Friday, June 17, 2016

Tall Grass Clumps By Lake - Weed or Not?

Over the course of the last year, Greg and I have been watching clumps of grass growing down by the lake on the lowest terrace.  He's been after me to get rid of them, arguing that they are weeds;  I've been resisting, feeling that they may be good plants with structural and wildlife value.  They do seem to form discrete clumps and the clumps are quite graceful and attractive.

I haven't been able to find a good grass site to identify them, however, and I don't have a good grass book for reference either.  The above photos were taken in early May.

This photo, of the ligule and sheath, was taken in early April.

For some reason, today has been the day that this identification problem has suddenly felt critical.  I e-mailed the local horticulture agent with the photos of the grass from April and May, but I haven't heard back from him.  So I started to write this blog post, asking for help from the blogging community.  Before I did that, however, I decided that I needed current  photos.

So I went down by the lake and took them.

Here's a different clump of the same species, showing the overall structure, ....

here are the ligules and sheaths,...

and here are the seed heads.

Upon looking at the pictures of the seed heads closely, my mind suddenly told me, "Paspalum."   It didn't tell me which Paspalum, though, so I went to the USDA Plant Profile Database and looked up the genus, checking the ranges given and photographs, if any.

I am sad to report that Greg was probably correct.

I am now pretty certain that this grass is Vasey Grass, Paspalum urvillei.  It is a native of South America and is considered invasive in Hawaii.  It is fairly widespread across the southern U.S. (not including Arizona and New Mexico) and is becoming a problem pasture weed in the Florida panhandle.

A weed is a plant that's out of place - and Vasey Grass is out of place in my yard.

So I've got some hot, sweaty work that needs to be done:  cutting off and bagging all the seedheads before the seeds drop, then rooting out the plants and freeing the soil for other, more desireable species.

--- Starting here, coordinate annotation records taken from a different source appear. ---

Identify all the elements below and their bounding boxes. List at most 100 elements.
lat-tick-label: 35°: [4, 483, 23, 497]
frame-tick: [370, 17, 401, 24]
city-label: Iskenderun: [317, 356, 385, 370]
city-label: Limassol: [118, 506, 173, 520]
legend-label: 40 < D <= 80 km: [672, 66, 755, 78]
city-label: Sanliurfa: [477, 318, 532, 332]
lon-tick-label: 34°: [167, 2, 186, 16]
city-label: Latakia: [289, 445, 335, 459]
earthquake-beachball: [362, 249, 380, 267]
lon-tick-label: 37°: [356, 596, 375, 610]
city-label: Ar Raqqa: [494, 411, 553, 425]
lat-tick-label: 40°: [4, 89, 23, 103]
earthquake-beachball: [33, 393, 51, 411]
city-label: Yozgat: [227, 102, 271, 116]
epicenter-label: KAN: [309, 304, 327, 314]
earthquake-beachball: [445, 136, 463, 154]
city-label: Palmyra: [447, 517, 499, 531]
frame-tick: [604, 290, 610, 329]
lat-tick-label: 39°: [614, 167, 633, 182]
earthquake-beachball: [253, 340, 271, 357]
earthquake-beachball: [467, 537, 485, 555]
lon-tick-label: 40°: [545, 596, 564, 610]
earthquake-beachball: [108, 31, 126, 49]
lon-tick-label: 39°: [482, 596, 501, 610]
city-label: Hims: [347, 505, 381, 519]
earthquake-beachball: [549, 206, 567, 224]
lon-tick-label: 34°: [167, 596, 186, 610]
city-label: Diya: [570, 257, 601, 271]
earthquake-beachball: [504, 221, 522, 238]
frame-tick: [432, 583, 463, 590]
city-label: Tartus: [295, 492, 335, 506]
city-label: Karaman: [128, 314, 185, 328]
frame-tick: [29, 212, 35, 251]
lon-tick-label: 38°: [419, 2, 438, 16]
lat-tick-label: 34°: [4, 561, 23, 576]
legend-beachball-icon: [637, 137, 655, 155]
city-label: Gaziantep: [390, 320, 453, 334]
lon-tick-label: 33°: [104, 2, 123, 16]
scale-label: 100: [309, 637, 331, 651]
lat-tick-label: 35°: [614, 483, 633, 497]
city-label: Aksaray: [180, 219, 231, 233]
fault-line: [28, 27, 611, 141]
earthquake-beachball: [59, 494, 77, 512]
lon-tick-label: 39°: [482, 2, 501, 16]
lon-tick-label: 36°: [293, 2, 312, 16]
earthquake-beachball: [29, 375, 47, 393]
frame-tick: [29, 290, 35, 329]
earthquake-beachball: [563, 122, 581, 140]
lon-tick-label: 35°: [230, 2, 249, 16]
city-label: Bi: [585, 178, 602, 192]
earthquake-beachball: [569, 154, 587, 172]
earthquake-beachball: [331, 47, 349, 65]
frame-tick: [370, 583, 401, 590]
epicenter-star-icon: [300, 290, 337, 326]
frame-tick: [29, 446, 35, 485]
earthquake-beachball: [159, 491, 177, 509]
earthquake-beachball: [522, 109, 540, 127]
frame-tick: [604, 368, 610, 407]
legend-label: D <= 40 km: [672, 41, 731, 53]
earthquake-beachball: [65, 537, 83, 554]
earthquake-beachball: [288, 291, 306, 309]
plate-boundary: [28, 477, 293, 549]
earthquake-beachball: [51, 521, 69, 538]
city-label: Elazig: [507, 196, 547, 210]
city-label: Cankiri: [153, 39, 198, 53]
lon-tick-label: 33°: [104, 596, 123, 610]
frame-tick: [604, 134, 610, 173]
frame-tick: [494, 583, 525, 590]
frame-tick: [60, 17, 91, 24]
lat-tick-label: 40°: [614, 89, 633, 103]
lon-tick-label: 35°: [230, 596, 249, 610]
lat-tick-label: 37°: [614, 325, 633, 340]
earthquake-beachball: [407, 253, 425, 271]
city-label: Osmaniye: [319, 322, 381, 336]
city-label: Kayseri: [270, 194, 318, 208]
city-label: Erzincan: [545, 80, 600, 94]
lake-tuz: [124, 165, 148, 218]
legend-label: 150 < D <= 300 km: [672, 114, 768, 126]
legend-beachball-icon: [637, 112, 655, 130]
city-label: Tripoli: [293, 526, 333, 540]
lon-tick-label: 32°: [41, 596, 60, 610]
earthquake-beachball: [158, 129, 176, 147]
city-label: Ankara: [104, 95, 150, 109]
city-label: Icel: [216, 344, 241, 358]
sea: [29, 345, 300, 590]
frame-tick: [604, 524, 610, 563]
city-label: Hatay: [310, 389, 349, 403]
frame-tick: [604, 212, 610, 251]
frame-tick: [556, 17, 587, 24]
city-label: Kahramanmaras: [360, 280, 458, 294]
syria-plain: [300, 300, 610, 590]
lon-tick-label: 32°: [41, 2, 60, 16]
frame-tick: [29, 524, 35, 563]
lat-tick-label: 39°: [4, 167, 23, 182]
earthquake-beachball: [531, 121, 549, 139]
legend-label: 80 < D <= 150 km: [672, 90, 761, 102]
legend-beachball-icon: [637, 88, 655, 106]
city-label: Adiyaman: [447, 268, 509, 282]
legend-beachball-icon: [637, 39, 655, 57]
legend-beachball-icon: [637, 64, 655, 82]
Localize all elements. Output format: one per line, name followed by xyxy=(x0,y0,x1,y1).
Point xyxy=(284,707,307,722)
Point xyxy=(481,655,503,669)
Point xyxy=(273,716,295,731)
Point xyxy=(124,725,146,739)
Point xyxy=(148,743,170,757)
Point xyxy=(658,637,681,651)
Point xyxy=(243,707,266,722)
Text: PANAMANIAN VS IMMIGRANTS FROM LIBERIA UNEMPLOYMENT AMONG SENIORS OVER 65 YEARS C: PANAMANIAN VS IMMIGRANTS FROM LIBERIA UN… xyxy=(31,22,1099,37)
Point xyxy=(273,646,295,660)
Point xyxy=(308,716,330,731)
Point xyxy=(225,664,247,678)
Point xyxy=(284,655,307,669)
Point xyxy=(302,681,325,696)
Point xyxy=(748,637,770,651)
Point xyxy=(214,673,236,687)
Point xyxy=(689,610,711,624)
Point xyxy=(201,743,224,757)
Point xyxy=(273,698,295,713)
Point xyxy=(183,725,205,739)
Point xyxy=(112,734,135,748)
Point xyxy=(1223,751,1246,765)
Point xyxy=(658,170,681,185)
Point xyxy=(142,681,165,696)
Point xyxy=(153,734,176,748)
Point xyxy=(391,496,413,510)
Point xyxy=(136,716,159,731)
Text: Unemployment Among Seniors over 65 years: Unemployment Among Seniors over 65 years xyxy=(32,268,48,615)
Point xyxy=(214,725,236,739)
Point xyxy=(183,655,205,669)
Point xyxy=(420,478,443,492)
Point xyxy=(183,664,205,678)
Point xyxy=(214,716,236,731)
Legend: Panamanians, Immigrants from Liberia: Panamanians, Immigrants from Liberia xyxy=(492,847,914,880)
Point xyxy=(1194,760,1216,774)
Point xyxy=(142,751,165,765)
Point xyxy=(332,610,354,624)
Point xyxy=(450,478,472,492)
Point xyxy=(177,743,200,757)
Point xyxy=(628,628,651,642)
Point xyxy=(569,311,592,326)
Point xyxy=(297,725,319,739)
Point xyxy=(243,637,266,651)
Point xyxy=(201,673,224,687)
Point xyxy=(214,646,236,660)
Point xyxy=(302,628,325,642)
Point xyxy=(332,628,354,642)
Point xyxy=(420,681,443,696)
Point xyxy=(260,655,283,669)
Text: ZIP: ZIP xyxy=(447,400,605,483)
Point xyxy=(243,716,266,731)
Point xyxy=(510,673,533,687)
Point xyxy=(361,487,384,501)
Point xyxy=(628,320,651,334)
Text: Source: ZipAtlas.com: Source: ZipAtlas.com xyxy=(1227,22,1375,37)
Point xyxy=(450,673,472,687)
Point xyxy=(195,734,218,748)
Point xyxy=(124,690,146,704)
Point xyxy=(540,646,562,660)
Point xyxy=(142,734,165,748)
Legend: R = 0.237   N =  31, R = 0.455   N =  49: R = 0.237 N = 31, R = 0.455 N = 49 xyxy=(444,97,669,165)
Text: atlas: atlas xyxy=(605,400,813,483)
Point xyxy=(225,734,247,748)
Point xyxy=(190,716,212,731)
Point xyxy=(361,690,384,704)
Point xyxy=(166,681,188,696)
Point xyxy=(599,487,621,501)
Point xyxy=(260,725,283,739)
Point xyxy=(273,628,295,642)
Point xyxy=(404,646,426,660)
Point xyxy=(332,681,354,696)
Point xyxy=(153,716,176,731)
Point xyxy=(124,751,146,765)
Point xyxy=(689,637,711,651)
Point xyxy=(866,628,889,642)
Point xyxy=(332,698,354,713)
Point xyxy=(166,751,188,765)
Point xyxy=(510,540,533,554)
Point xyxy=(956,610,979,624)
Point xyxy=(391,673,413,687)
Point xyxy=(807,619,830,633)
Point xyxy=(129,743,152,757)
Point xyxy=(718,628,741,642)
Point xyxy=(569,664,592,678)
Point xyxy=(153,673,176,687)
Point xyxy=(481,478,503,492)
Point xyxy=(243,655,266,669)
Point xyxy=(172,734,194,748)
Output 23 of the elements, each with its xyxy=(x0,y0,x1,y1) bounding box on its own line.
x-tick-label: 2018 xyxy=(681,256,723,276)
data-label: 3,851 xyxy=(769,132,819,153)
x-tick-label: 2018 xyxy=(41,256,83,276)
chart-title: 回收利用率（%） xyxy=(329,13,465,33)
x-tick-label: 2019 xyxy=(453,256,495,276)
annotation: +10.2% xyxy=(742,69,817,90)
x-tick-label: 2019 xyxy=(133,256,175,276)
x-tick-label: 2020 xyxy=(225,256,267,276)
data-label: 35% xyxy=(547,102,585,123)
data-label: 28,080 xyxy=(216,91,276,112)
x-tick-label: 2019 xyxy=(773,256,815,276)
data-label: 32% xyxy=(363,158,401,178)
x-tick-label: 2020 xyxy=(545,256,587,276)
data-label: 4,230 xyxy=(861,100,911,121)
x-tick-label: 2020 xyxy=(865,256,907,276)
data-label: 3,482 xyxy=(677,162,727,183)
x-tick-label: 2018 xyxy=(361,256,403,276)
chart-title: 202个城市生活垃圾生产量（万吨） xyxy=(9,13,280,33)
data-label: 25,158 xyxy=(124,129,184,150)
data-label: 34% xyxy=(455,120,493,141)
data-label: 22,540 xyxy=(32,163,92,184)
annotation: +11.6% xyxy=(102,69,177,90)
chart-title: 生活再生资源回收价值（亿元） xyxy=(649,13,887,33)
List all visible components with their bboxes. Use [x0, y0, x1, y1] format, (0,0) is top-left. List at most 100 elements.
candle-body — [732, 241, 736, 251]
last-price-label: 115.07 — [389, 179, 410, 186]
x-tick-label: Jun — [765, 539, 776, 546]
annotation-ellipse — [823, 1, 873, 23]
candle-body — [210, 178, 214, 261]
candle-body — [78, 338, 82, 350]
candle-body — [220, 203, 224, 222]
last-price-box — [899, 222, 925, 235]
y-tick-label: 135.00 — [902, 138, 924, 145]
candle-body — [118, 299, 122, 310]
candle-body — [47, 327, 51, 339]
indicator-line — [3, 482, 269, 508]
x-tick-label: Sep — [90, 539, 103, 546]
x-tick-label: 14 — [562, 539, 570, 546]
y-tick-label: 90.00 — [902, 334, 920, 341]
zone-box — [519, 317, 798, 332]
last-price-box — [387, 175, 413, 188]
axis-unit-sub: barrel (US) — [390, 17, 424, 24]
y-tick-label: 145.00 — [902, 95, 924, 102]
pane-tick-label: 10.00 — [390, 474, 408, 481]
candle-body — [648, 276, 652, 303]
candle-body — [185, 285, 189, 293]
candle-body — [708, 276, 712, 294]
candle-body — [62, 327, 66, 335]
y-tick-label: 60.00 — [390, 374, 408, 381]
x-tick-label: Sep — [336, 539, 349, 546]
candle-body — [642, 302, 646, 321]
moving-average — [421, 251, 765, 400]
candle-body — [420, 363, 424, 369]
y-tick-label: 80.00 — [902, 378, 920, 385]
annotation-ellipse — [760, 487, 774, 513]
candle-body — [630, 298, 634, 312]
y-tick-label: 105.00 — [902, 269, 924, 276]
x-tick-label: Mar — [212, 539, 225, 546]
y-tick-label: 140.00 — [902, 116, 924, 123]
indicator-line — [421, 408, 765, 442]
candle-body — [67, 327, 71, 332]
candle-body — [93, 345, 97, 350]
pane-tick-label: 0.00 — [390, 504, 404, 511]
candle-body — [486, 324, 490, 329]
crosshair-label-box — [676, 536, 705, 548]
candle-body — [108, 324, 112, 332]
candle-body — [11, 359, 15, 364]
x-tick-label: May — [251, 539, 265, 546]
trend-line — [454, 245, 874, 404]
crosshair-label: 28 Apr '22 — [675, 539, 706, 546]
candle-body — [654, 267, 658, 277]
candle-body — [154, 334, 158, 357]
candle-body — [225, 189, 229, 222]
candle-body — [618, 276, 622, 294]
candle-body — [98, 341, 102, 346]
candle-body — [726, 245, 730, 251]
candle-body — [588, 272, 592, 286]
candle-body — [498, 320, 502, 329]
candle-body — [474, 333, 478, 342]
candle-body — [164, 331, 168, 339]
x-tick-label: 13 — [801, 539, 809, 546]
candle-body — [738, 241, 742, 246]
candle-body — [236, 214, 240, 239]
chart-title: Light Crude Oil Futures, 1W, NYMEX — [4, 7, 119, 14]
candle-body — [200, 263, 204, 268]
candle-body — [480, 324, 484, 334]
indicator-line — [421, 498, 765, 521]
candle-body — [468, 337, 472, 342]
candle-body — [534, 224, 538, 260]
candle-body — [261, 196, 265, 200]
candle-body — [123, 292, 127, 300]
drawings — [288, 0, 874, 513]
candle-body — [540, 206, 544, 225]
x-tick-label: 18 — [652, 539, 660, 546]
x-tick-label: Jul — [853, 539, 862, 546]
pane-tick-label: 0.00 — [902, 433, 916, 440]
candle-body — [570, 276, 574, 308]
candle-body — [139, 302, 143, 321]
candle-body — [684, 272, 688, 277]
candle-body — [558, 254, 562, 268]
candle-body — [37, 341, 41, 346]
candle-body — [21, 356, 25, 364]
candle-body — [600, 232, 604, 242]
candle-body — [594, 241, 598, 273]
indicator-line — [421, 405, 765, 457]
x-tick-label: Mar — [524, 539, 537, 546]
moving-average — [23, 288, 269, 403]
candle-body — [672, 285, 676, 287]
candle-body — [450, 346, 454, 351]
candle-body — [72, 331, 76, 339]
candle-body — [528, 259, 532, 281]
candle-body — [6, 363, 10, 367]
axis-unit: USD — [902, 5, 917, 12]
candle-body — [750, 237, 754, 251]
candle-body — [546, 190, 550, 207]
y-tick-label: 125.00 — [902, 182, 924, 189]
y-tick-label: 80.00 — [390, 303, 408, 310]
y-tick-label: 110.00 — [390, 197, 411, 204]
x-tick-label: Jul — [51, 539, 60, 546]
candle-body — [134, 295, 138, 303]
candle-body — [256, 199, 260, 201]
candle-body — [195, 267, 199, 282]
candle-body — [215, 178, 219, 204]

On the plus side, though, I really like how the tall clump grass looks along the water's edge.  Now, what more desireable species can I plant there?

4 comments:

Cody Zinker said...

Thanks for posting on this. I think the same way and find myself disappointed that a plant is really a weed.

Gaia Gardener: said...

Cody, it is a real pleasure to meet someone who thinks this way, too! Most people seem to think "pull it out first, identify it later." Not helpful!!! Thanks for letting me know I'm not alone in my way of acting..... Cynthia

katob427 said...

I was so disappointed years ago when my first garlic mustard bloomed and I found out its true identity...
Would wild rice be an option? Too tall? I'm not sure how this replacement would go over with the groundskeeper since it's equally grassy looking!
Frank

Gaia Gardener: said...

There are native grasses I can use; I just have to figure out what I want and then clear out enough to plant them! LOL! Lots of work still to be done to even begin to consider our yard as a garden spot.